Exhibit 4.8
AMENDED AND RESTATED INVESTORS’ RIGHTS AGREEMENT
THIS AMENDED AND RESTATED INVESTORS’ RIGHTS AGREEMENT (this “Agreement”), is made as of July 7, 2021, by and among (i) Alpha Tau Medical Ltd., an Israeli private company (the “Company”), (ii) the entities and individuals identified in Schedule 1 attached hereto (collectively, the “Key Holders”), (iii) each of the entities and individuals identified in Schedule 2 hereto (the “Series A Holders”), (iv) each of the entities and individuals identified in Schedule 3 hereto (the “Series B Holders”), and (v) shareholders who have become a party hereto from time to time with the consent of the Company upon execution of the Joinder set forth in Annex A hereto, and whose names have been or will be added to an updated version of Schedule 4 (together with the Key Holders, the Series A Holders and the Series B Holders, the “Investor(s)”).
RECITALS
WHEREAS, the Investors hold Company’s Ordinary Shares, Series A Preferred Shares and Series B Preferred Shares;
WHEREAS, the Company and certain of the Investors and the Key Holders are parties to that certain Amended Investors’ Rights Agreement dated as of April 16, 2020 (the “Prior Agreement”), and desire to amend, restate and terminate the Prior Agreement in its entirety and to accept the rights and obligations created pursuant to this Agreement, in lieu of the rights and obligations granted to them under the Prior Agreement; and
WHEREAS, under that certain Agreement and Plan of Merger, dated as of July 7, 2021 (the “Merger Agreement”), by and among the Company, Archery Merger Sub, Inc., the Company’s wholly-owned subsidiary (“Merger Sub”), and Healthcare Capital Corp. (“HCCC”), pursuant to which Merger Sub will merge with and into HCCC (the “Merger”), with HCCC surviving as a wholly-owned subsidiary of the Company, and which will result in the Ordinary Shares (as defined below), being registered under Section 12(b) of the 1934 Act (as defined below) and listed on Nasdaq Stock Market, Healthcare Capital Sponsor LLC (the “Sponsor”) will be issued Ordinary Shares and, upon and subject to the closing of the Merger, will become an Investor that is a party hereto by executing a joinder agreement, in the form attached to this Agreement as Annex A.

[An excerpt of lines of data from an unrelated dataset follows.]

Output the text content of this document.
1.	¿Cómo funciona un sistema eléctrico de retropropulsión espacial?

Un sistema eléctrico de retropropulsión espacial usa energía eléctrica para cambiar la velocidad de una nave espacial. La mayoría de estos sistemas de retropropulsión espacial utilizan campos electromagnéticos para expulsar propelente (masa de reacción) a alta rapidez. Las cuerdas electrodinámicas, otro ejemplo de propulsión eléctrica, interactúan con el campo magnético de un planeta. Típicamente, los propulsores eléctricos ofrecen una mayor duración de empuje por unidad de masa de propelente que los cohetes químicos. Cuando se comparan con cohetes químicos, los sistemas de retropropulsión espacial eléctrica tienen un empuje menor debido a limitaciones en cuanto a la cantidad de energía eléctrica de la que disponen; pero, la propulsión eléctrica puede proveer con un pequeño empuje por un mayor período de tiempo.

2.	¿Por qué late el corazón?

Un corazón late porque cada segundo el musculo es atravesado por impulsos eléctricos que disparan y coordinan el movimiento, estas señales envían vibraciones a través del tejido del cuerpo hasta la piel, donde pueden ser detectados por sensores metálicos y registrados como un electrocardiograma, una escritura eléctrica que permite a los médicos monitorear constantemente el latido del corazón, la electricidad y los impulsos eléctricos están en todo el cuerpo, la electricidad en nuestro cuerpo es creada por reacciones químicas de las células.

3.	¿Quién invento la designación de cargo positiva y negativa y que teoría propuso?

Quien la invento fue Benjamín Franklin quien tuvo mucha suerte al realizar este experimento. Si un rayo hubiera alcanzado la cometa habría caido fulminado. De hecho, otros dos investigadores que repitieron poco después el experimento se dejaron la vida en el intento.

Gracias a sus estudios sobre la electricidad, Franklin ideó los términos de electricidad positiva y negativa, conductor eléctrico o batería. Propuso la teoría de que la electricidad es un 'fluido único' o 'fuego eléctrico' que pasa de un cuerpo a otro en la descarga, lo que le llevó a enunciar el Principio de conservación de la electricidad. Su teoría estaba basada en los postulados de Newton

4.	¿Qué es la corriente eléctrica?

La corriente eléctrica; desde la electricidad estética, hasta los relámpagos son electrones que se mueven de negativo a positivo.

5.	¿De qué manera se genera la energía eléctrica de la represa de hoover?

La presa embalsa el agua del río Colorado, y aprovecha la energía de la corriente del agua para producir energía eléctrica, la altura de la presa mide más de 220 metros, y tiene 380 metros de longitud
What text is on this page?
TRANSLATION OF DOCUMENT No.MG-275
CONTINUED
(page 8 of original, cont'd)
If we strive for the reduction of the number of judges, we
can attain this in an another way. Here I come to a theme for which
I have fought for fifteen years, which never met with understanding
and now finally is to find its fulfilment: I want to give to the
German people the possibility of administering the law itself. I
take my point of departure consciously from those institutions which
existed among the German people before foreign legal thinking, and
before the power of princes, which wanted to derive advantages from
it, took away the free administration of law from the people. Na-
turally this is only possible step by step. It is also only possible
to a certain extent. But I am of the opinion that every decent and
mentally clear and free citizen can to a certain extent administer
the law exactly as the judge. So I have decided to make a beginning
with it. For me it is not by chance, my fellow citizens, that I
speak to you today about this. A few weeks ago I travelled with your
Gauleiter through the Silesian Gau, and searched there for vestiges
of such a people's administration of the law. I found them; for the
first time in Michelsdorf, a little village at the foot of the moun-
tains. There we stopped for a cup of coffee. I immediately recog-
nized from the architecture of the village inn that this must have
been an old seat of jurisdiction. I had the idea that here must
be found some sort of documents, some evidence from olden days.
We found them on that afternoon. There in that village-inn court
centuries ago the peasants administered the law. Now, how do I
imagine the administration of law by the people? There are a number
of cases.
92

NOW, THEREFORE, the parties hereby agree as follows:
1. Definitions. For purposes of this Agreement:
1.1 “Affiliate” means, with respect to any specified Person, any other Person who, directly or indirectly, controls, is controlled by, or is under common control with such Person, including without limitation any general partner, managing member, officer or director of such Person or any venture capital fund now or hereafter existing that is controlled by one or more general partners or managing members of, or shares the same management company with, such Person. The term “control” as used herein
shall mean the holding of the majority of the shares of such party, or the power to appoint the majority of the directors of such party or the power to direct the management and policies of such party, through contractual means or otherwise.
1.2 “Amended AOA” means the Company’s Amended and Restated Articles of Association, as may be lawfully amended from time to time in accordance with its terms and applicable law.